Há duas dimensões que se configuram centrais para a análise da relação entre estudantes
e o trabalho: (i) se o estudante necessita ou não trabalhar; e (ii) em caso de necessidade, se está
ou não ocupado. A primeira dimensão estabelece uma clivagem entre aqueles para os quais o
estudo não está condicionado à necessidade de trabalho e aqueles para os quais estudar sem
trabalhar está fora de questão. A segunda estabelece uma clivagem entre aqueles para os quais a
necessidade de trabalhar se cumpre, ainda que parcialmente e em muitos casos precariamente,
aumentando de modo significativo a dificuldade material para prosseguir nos estudos, e aqueles
para os quais a necessidade do trabalho não se realiza em nenhuma medida.

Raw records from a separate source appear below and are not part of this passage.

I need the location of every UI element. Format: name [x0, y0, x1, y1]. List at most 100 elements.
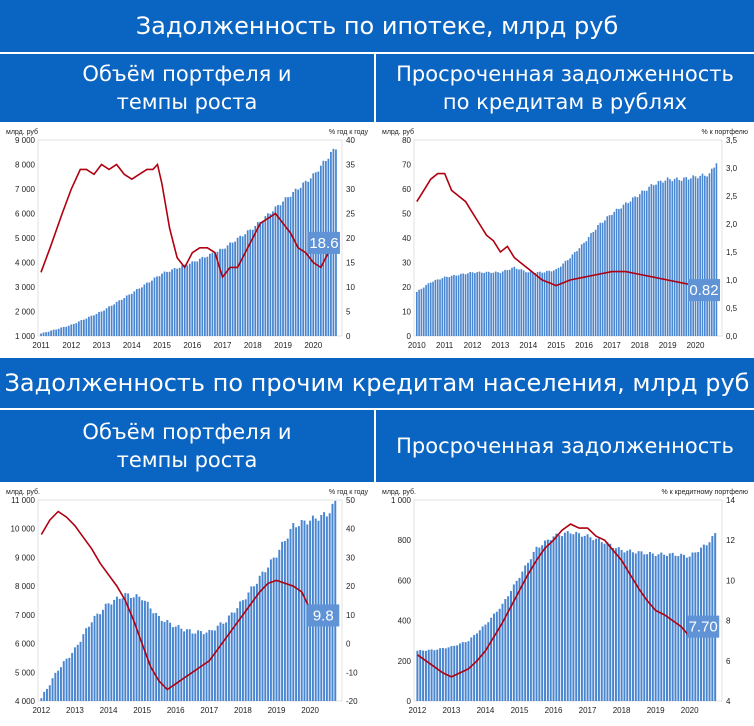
other-volume-bar [101, 609, 104, 701]
mortgage-overdue-bar [706, 176, 708, 336]
other-volume-chart-svg: млрд. руб. % год к году 4 000 5 000 6 000 7 0… [6, 488, 368, 715]
mortgage-volume-bar [146, 282, 148, 336]
mortgage-volume-bar [297, 189, 300, 336]
other-volume-bar [40, 698, 43, 701]
mortgage-volume-bar [226, 245, 229, 336]
mortgage-volume-y2-tick-label: 10 [346, 283, 355, 292]
other-volume-bar [303, 520, 306, 701]
other-volume-subheader: Объём портфеля и темпы роста [0, 410, 374, 482]
mortgage-volume-bar [123, 298, 126, 336]
mortgage-volume-bar [198, 258, 201, 336]
mortgage-volume-bar [40, 333, 42, 336]
other-volume-x-tick-label: 2014 [100, 706, 118, 715]
mortgage-volume-bar [128, 294, 131, 336]
other-volume-bar [247, 592, 250, 701]
mortgage-volume-y2-tick-label: 5 [346, 308, 351, 317]
mortgage-overdue-bar [492, 272, 495, 336]
mortgage-volume-bar [264, 216, 267, 336]
other-overdue-bar [484, 624, 487, 701]
other-overdue-bar [467, 641, 470, 701]
other-volume-subheader-text: Объём портфеля и темпы роста [82, 420, 292, 472]
other-volume-bar [124, 592, 127, 701]
mortgage-volume-bar [188, 263, 191, 336]
other-volume-bar [183, 631, 186, 701]
other-overdue-x-tick-label: 2015 [511, 706, 529, 715]
other-volume-bar [65, 658, 68, 701]
mortgage-overdue-y-tick-label: 60 [402, 185, 411, 194]
mortgage-overdue-bar [643, 190, 646, 336]
other-overdue-bar [586, 534, 589, 701]
other-overdue-bar [532, 551, 535, 701]
other-overdue-bar [640, 551, 643, 701]
mortgage-volume-bar [110, 305, 113, 336]
other-volume-chart: млрд. руб. % год к году 4 000 5 000 6 000 7 0… [4, 484, 370, 721]
mortgage-volume-bar [52, 329, 55, 336]
other-volume-line [40, 510, 336, 691]
other-volume-bar [57, 670, 60, 701]
mortgage-volume-bar [246, 230, 249, 336]
other-volume-bar [216, 625, 219, 701]
other-overdue-bar [663, 554, 666, 701]
mortgage-volume-bar [261, 220, 264, 336]
mortgage-overdue-bar [529, 271, 532, 336]
mortgage-overdue-bar [427, 283, 430, 336]
mortgage-overdue-bar [497, 272, 499, 336]
mortgage-volume-bar [55, 329, 58, 336]
other-overdue-bar [677, 556, 680, 701]
other-volume-bar [138, 596, 141, 701]
mortgage-overdue-x-tick-label: 2017 [603, 341, 621, 350]
mortgage-volume-bar [168, 271, 171, 336]
mortgage-overdue-y-tick-label: 20 [402, 283, 411, 292]
mortgage-volume-bar [181, 265, 184, 336]
other-volume-bar [115, 596, 118, 701]
mortgage-volume-bar [88, 316, 90, 336]
mortgage-volume-bar [284, 197, 287, 336]
mortgage-overdue-x-tick-label: 2013 [492, 341, 510, 350]
other-volume-bar [71, 652, 74, 701]
other-volume-bar [180, 628, 183, 701]
other-volume-bar [275, 557, 278, 701]
mortgage-overdue-bar [448, 277, 451, 336]
other-overdue-right-unit: % к кредитному портфелю [661, 489, 748, 496]
mortgage-volume-bar [70, 324, 73, 336]
other-volume-bar [253, 586, 256, 701]
mortgage-volume-x-tick-label: 2014 [123, 341, 141, 350]
mortgage-volume-bar [201, 256, 204, 336]
mortgage-volume-bar [50, 330, 52, 336]
other-volume-x-tick-label: 2012 [32, 706, 50, 715]
other-volume-bar [194, 633, 197, 701]
other-volume-bar [295, 527, 298, 701]
mortgage-overdue-bar [569, 258, 571, 336]
other-overdue-left-unit: млрд. руб. [382, 488, 416, 496]
mortgage-overdue-bar [455, 275, 458, 336]
mortgage-overdue-subheader-text: Просроченная задолженность по кредитам в… [396, 62, 734, 114]
other-overdue-bar [521, 571, 524, 701]
other-volume-bar [281, 541, 284, 701]
other-overdue-bar [450, 646, 453, 701]
mortgage-overdue-bar [494, 271, 497, 336]
mortgage-volume-right-unit: % год к году [329, 129, 369, 136]
other-overdue-bar [620, 550, 623, 701]
mortgage-volume-bar [140, 287, 143, 336]
other-volume-bar [227, 615, 230, 701]
other-overdue-y-tick-label: 800 [398, 536, 412, 545]
mortgage-overdue-x-tick-label: 2016 [575, 341, 593, 350]
mortgage-volume-bars [40, 148, 337, 336]
mortgage-volume-bar [153, 277, 156, 336]
other-volume-bar [104, 603, 107, 701]
mortgage-volume-bar [241, 236, 244, 336]
other-volume-bar [177, 625, 180, 701]
mortgage-volume-bar [256, 222, 259, 336]
mortgage-volume-bar [244, 234, 247, 336]
other-overdue-y2-tick-label: 14 [726, 496, 735, 505]
mortgage-overdue-bar [671, 181, 674, 336]
mortgage-volume-y2-tick-label: 40 [346, 136, 355, 145]
other-overdue-bar [646, 554, 649, 701]
other-volume-bar [99, 614, 102, 701]
other-volume-bar [118, 598, 121, 701]
other-volume-y-tick-label: 5 000 [15, 668, 36, 677]
other-overdue-bar [572, 534, 575, 701]
other-volume-bar [233, 612, 236, 701]
mortgage-overdue-y2-tick-label: 3,0 [726, 164, 738, 173]
other-volume-bar [129, 597, 132, 701]
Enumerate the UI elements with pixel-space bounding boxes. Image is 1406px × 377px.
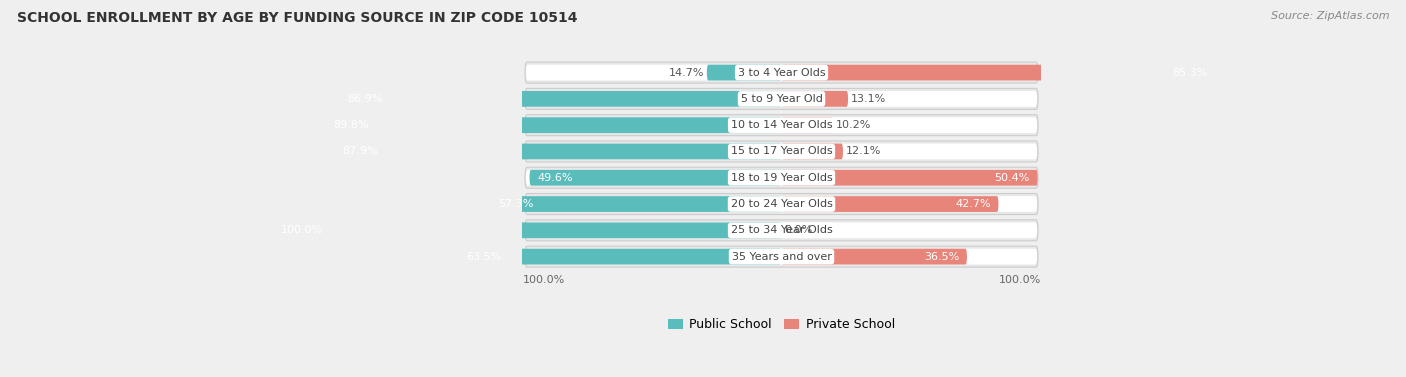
Text: 100.0%: 100.0% (998, 275, 1040, 285)
Legend: Public School, Private School: Public School, Private School (668, 318, 896, 331)
Text: SCHOOL ENROLLMENT BY AGE BY FUNDING SOURCE IN ZIP CODE 10514: SCHOOL ENROLLMENT BY AGE BY FUNDING SOUR… (17, 11, 578, 25)
FancyBboxPatch shape (707, 65, 782, 80)
FancyBboxPatch shape (782, 196, 998, 212)
Text: 49.6%: 49.6% (537, 173, 572, 183)
Text: 10.2%: 10.2% (837, 120, 872, 130)
Text: 100.0%: 100.0% (523, 275, 565, 285)
FancyBboxPatch shape (325, 117, 782, 133)
Text: 63.5%: 63.5% (467, 251, 502, 262)
FancyBboxPatch shape (524, 220, 1038, 241)
Text: 20 to 24 Year Olds: 20 to 24 Year Olds (731, 199, 832, 209)
FancyBboxPatch shape (524, 193, 1038, 215)
FancyBboxPatch shape (335, 144, 782, 159)
FancyBboxPatch shape (526, 222, 1038, 238)
FancyBboxPatch shape (526, 65, 1038, 80)
Text: 3 to 4 Year Olds: 3 to 4 Year Olds (738, 67, 825, 78)
Text: 10 to 14 Year Olds: 10 to 14 Year Olds (731, 120, 832, 130)
FancyBboxPatch shape (526, 249, 1038, 265)
Text: 35 Years and over: 35 Years and over (731, 251, 831, 262)
Text: 25 to 34 Year Olds: 25 to 34 Year Olds (731, 225, 832, 235)
Text: 13.1%: 13.1% (851, 94, 886, 104)
FancyBboxPatch shape (526, 170, 1038, 185)
FancyBboxPatch shape (524, 246, 1038, 267)
FancyBboxPatch shape (524, 62, 1038, 83)
FancyBboxPatch shape (524, 88, 1038, 109)
FancyBboxPatch shape (526, 91, 1038, 107)
FancyBboxPatch shape (526, 117, 1038, 133)
Text: 12.1%: 12.1% (845, 146, 882, 156)
Text: 86.9%: 86.9% (347, 94, 384, 104)
Text: 18 to 19 Year Olds: 18 to 19 Year Olds (731, 173, 832, 183)
FancyBboxPatch shape (274, 222, 782, 238)
Text: 15 to 17 Year Olds: 15 to 17 Year Olds (731, 146, 832, 156)
FancyBboxPatch shape (782, 170, 1038, 185)
FancyBboxPatch shape (526, 196, 1038, 212)
FancyBboxPatch shape (524, 141, 1038, 162)
Text: 14.7%: 14.7% (669, 67, 704, 78)
Text: 0.0%: 0.0% (785, 225, 813, 235)
Text: 50.4%: 50.4% (994, 173, 1031, 183)
FancyBboxPatch shape (524, 115, 1038, 136)
FancyBboxPatch shape (782, 91, 848, 107)
Text: 36.5%: 36.5% (924, 251, 959, 262)
FancyBboxPatch shape (340, 91, 782, 107)
FancyBboxPatch shape (782, 117, 834, 133)
Text: 100.0%: 100.0% (281, 225, 323, 235)
Text: 5 to 9 Year Old: 5 to 9 Year Old (741, 94, 823, 104)
FancyBboxPatch shape (524, 167, 1038, 188)
Text: 42.7%: 42.7% (955, 199, 991, 209)
FancyBboxPatch shape (782, 249, 967, 265)
Text: Source: ZipAtlas.com: Source: ZipAtlas.com (1271, 11, 1389, 21)
Text: 57.3%: 57.3% (498, 199, 533, 209)
Text: 89.8%: 89.8% (333, 120, 368, 130)
FancyBboxPatch shape (491, 196, 782, 212)
FancyBboxPatch shape (530, 170, 782, 185)
Text: 85.3%: 85.3% (1171, 67, 1208, 78)
FancyBboxPatch shape (526, 144, 1038, 159)
FancyBboxPatch shape (458, 249, 782, 265)
Text: 87.9%: 87.9% (343, 146, 378, 156)
FancyBboxPatch shape (782, 144, 844, 159)
FancyBboxPatch shape (782, 65, 1215, 80)
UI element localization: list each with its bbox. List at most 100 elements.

Em resumo, deve-se levar em conta três grupos de estudantes: (i) estudantes que
trabalham; (ii) estudantes que não trabalham e estão à procura de trabalho; e (iii) estudantes que
não trabalham e não estão à procura de trabalho. Denominaremos estes três grupos,
respectivamente, de estudantes-trabalhadores-ocupados (doravante estudantes-ocupados),
estudantes-trabalhadores-desocupados (doravante estudantes-desocupados) e estudantes-não-
trabalhadores. A dimensão trabalho, tomada a partir das clivagens aqui propostas, permite
desnudar velhas e novas assimetrias em relação à permanência, trajetória e vivência
universitárias. Ademais, conferir centralidade à categoria trabalho tem vantagens, uma vez que
8Pesquisas recentes destacam a relação entre estudantes do ensino superior privado e o trabalho (Terribili Filho &
Raphael, 2005; Terribili Filho, 2007; Urchei, 2018).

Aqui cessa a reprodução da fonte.